Okay, okay, I guess that point really does depend on the code you're using, i.e. the framework may or may not have a way to support this. In my research, I found Laravel to be the most popular PHP framework this year. Laravel does not use property names on the model, and thus you can't really go to the model to see what fields belong there. On the other hand, Phalcon, another popular PHP framework, does. This is less of an issue in frameworks Phalcon, but Phalcon doesn't support the "easier way" of doing migrations that I will discuss later.

Other Contenders

Doctrine and Propel are both under the Symfony umbrella, and that may explain why they have some similar functionality. They both allow for a configuration file definition of models (Doctrine actually has a bunch of different ways you can define the models).

I find this approach to be a lot better, but the way these ORMs do it still have their issues. Let's first explain how they approach it:

As an example (taken from the Propel docs), you would create an XML file:

<database name="bookstore" defaultIdMethod="native">
  <table name="book" description="Book Table">
    <column name="id" type="integer" primaryKey="true" autoIncrement="true" />
    <column name="title" type="varchar" required="true" primaryString="true" />
    <column name="isbn" required="true" type="varchar" size="24" phpName="ISBN" />
    <column name="author_id" type="integer" />
    <foreign-key foreignTable="author" onDelete="setnull" onUpdate="cascade">
      <reference local="author_id" foreign="id" />
    </foreign-key>
  </table>
  <table name="author">
    <column name="id" type="integer" primaryKey="true" autoIncrement="true" />
    <column name="first_name" type="varchar" />
    <column name="last_name" type="varchar" />
  </table>
</database>

You would then execute a diff command, that will automatically create a migration for you (both Doctrine and Propel create code that executes raw-SQL migrations on the high level, i.e. DB::exec('CREATE table ...');).

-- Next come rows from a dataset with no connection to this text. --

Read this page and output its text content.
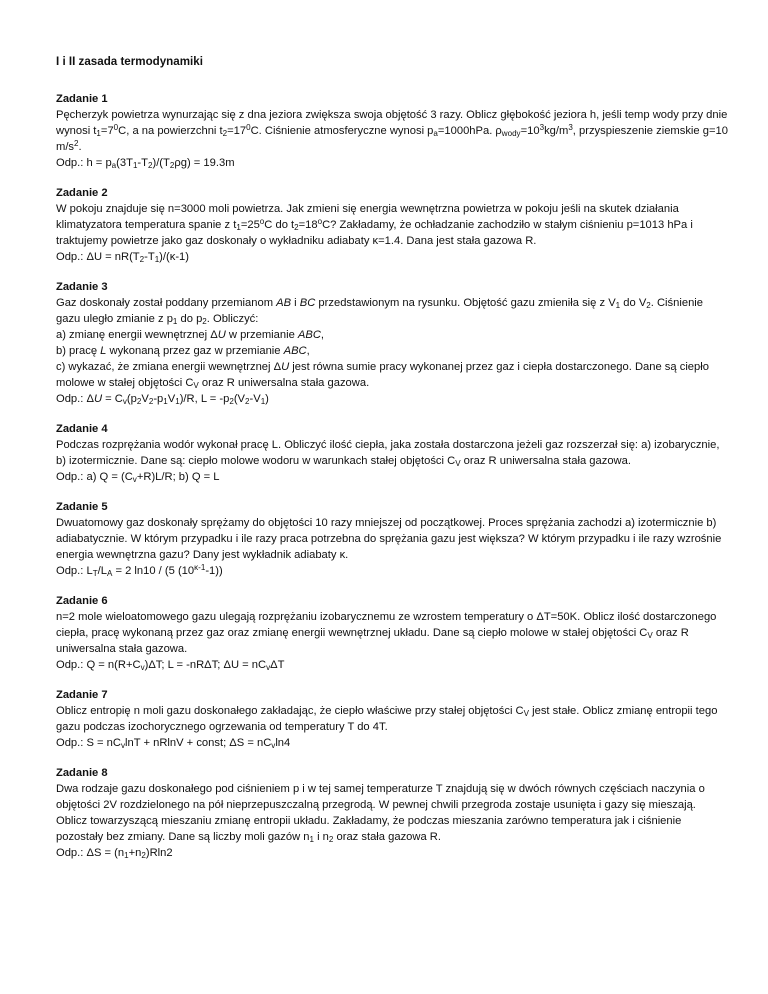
I i II zasada termodynamiki
Zadanie 1

Pęcherzyk powietrza wynurzając się z dna jeziora zwiększa swoja objętość 3 razy. Oblicz głębokość jeziora h, jeśli temp wody przy dnie wynosi $t_1=7^0C$, a na powierzchni $t_2=17^0C$. Ciśnienie atmosferyczne wynosi $p_a=1000hPa$. $\rho_{wody}=10^3kg/m^3$, przyspieszenie ziemskie g=10 $m/s^2$.

Odp.: $h = p_a(3T_1-T_2)/(T_2\rho g) = 19.3m$

Zadanie 2

W pokoju znajduje się n=3000 moli powietrza. Jak zmieni się energia wewnętrzna powietrza w pokoju jeśli na skutek działania klimatyzatora temperatura spanie z $t_1=25^oC$ do $t_2=18^oC$? Zakładamy, że ochładzanie zachodziło w stałym ciśnieniu p=1013 hPa i traktujemy powietrze jako gaz doskonały o wykładniku adiabaty κ=1.4. Dana jest stała gazowa R.

Odp.: $\Delta U = nR(T_2-T_1)/(\kappa-1)$

Zadanie 3

Gaz doskonały został poddany przemianom AB i BC przedstawionym na rysunku. Objętość gazu zmieniła się z $V_1$ do $V_2$. Ciśnienie gazu uległo zmianie z $p_1$ do $p_2$. Obliczyć:

a) zmianę energii wewnętrznej ΔU w przemianie ABC,

b) pracę L wykonaną przez gaz w przemianie ABC,

c) wykazać, że zmiana energii wewnętrznej ΔU jest równa sumie pracy wykonanej przez gaz i ciepła dostarczonego. Dane są ciepło molowe w stałej objętości $C_V$ oraz R uniwersalna stała gazowa.

Odp.: $\Delta U = C_v(p_2V_2-p_1V_1)/R$, $L = -p_2(V_2-V_1)$

Zadanie 4

Podczas rozprężania wodór wykonał pracę L. Obliczyć ilość ciepła, jaka została dostarczona jeżeli gaz rozszerzał się: a) izobarycznie, b) izotermicznie. Dane są: ciepło molowe wodoru w warunkach stałej objętości $C_V$ oraz R uniwersalna stała gazowa.

Odp.: a) $Q = (C_v+R)L/R$; b) Q = L

Zadanie 5

Dwuatomowy gaz doskonały sprężamy do objętości 10 razy mniejszej od początkowej. Proces sprężania zachodzi a) izotermicznie b) adiabatycznie. W którym przypadku i ile razy praca potrzebna do sprężania gazu jest większa? W którym przypadku i ile razy wzrośnie energia wewnętrzna gazu? Dany jest wykładnik adiabaty κ.

Odp.: $L_T/L_A = 2$ ln10 / (5 $(10^{\kappa-1}-1)$)

Zadanie 6

n=2 mole wieloatomowego gazu ulegają rozprężaniu izobarycznemu ze wzrostem temperatury o ΔT=50K. Oblicz ilość dostarczonego ciepła, pracę wykonaną przez gaz oraz zmianę energii wewnętrznej układu. Dane są ciepło molowe w stałej objętości $C_V$ oraz R uniwersalna stała gazowa.

Odp.: $Q = n(R+C_v)\Delta T$; L = -nRΔT; $\Delta U = nC_v\Delta T$

Zadanie 7

Oblicz entropię n moli gazu doskonałego zakładając, że ciepło właściwe przy stałej objętości $C_V$ jest stałe. Oblicz zmianę entropii tego gazu podczas izochorycznego ogrzewania od temperatury T do 4T.

Odp.: $S = nC_v\ln T + nRlnV$ + const; $\Delta S = nC_v\ln 4$

Zadanie 8

Dwa rodzaje gazu doskonałego pod ciśnieniem p i w tej samej temperaturze T znajdują się w dwóch równych częściach naczynia o objętości 2V rozdzielonego na pół nieprzepuszczalną przegrodą. W pewnej chwili przegroda zostaje usunięta i gazy się mieszają. Oblicz towarzyszącą mieszaniu zmianę entropii układu. Zakładamy, że podczas mieszania zarówno temperatura jak i ciśnienie pozostały bez zmiany. Dane są liczby moli gazów $n_1$ i $n_2$ oraz stała gazowa R.

Odp.: $\Delta S = (n_1+n_2)Rln2$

It looks at the current schema in the database and creates a diff based on the current state of the XML config (you would then run that migration to actually change the database). The first time you run that diff command, it would create the table and all the columns. Then, if you want to add another column after the fact, you edit the schema XML, adding the necessarily XML, i.e. in the author table node in the example, you could add

<column name="middle_name" type="varchar" />

Then you run another diff command, and it would create and up and down migration that would, respectively, add and remove the middle_name column to the authors table.

The Comparison

I find this 2nd approach to be vastly more simple. You only have to change the schema in one place, and the tedious part is done for your automagically. You have an absolute definition of the schema (which maps to the models) for quick reference.

The only downside I can think of: you could only have one pending migration at a time. You'd have to apply the last migration before you could do another diff, otherwise the diff wouldn't work, because it'd be based off an old version of the schema. You could get around it with comparing the schema that would be if you ran the first migration before creating a second.

I don't find this necessary. If you've pushed, you should have executing that migration anyway. If you haven't pushed, you can just undo that migration and create a new one. i.e. instead of having 2 migrations: A -> B -> C, you just have one: A -> C.

Now, while I think the approach is superior, the only two stable, in-common-use migration tools I could find were wrapped behind huge ORMs. I've played with Doctrine migrations a lot, but a ton of the configuration defines behavior of the model that has nothing to do with the migrations, but with how Doctrine behaves. Basically: it's tied too tightly to the Doctrine ORM and isn't appropriate to use with other ORMs/frameworks.

The Solution: A Proposal

The solution is to start with an existing tool that can handle all the abstraction away to make migrations easier to handle. That is, I think Phinx is the perfect place to start. Rather than having to re-invent the wheel and figure out how to write raw SQL to support different database vendors, we take what we know does work as a starting point.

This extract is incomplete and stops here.